Skip to content

CIF data-based synthesis: variable ordering may be slow

I applied data-based synthesis to the following CIF model anonymous.cif, and noticed that it takes ~8 minutes before synthesis even start with reachability computations. I looked a bit deeper, and found that the bottleneck is in VarOrderHelper#createGraph, in particular in the three nested for-loops at the top of that method to populate Map<Pair<Integer, Integer>, Integer> graphEdges. By default data-based synthesis executes createGraph four times, and the times it took to populate graphEdges is:

  • First: 88931.2296ms
  • Second: 137134.374ms
  • Third: 88294.367101ms
  • Fourth: 142364.6363ms

I looked further into why this takes so long. It seems that graphEdges.merge(pair(i, j), 1, (a, b) -> a + b) uses the hash function of pair(i, j) internally, to efficiently store the keys of the mapping. And the type of keys is Pair<Integer, Integer>. Now it seems that Pair#hashCode has a very poor hash distribution when dealing with Integers, since their hash values are the integer values themselves. As a result, graphEdges.merge has to deal with many hash collisions, which means that it effectively becomes a linear-time operation instead of a contant-time one. (Other map operations, like put, would have the same problem.)

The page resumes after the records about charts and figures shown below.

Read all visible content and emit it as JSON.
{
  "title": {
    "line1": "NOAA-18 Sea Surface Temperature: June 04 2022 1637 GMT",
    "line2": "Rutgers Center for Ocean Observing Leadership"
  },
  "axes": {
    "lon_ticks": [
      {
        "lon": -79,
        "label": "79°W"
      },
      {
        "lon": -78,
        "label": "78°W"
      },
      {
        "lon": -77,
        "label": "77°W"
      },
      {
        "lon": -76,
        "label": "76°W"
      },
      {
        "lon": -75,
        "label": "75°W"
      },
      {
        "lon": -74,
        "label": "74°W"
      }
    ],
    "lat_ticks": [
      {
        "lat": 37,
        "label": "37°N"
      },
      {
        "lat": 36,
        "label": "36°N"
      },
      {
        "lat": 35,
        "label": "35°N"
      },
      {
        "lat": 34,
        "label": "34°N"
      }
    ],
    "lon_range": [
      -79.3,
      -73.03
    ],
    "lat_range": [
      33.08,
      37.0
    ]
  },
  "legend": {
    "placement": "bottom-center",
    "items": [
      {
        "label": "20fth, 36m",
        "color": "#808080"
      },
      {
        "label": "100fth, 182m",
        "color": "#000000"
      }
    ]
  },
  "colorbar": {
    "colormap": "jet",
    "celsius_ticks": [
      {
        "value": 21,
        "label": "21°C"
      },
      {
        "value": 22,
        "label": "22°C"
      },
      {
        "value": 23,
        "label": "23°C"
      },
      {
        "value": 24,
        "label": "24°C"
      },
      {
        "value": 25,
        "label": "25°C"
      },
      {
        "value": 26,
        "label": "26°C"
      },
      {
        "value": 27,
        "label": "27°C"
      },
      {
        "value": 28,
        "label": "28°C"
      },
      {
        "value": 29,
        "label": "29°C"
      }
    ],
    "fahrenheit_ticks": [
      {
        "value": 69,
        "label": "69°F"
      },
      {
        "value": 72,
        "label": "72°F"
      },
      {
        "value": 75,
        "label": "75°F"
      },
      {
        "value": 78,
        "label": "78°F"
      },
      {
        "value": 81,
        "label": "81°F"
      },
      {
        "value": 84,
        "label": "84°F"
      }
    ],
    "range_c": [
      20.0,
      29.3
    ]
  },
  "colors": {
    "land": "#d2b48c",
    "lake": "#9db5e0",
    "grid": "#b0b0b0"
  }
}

A solution could be to improve Pair#hashCode. I changed it to:

@Override
public int hashCode() {
    long bits = Objects.hashCode(left);
    bits ^= (long)Objects.hashCode(right) * 31;
    return (((int)bits) ^ ((int)(bits >> 32)));
}

which I adapted from java.awt.geom.Point2D#hashCode. With that, the times it took to populate graphEdges became:

  • First: 8165.9029ms
  • Second: 8903.2127ms
  • Third: 8521.618201ms
  • Fourth: 9969.175401ms

Which is a 10x improvement for this example. Another solution would be to not use Pair<Integer, Integer> for the keys, but some other, locally-defined data type with a good hash function.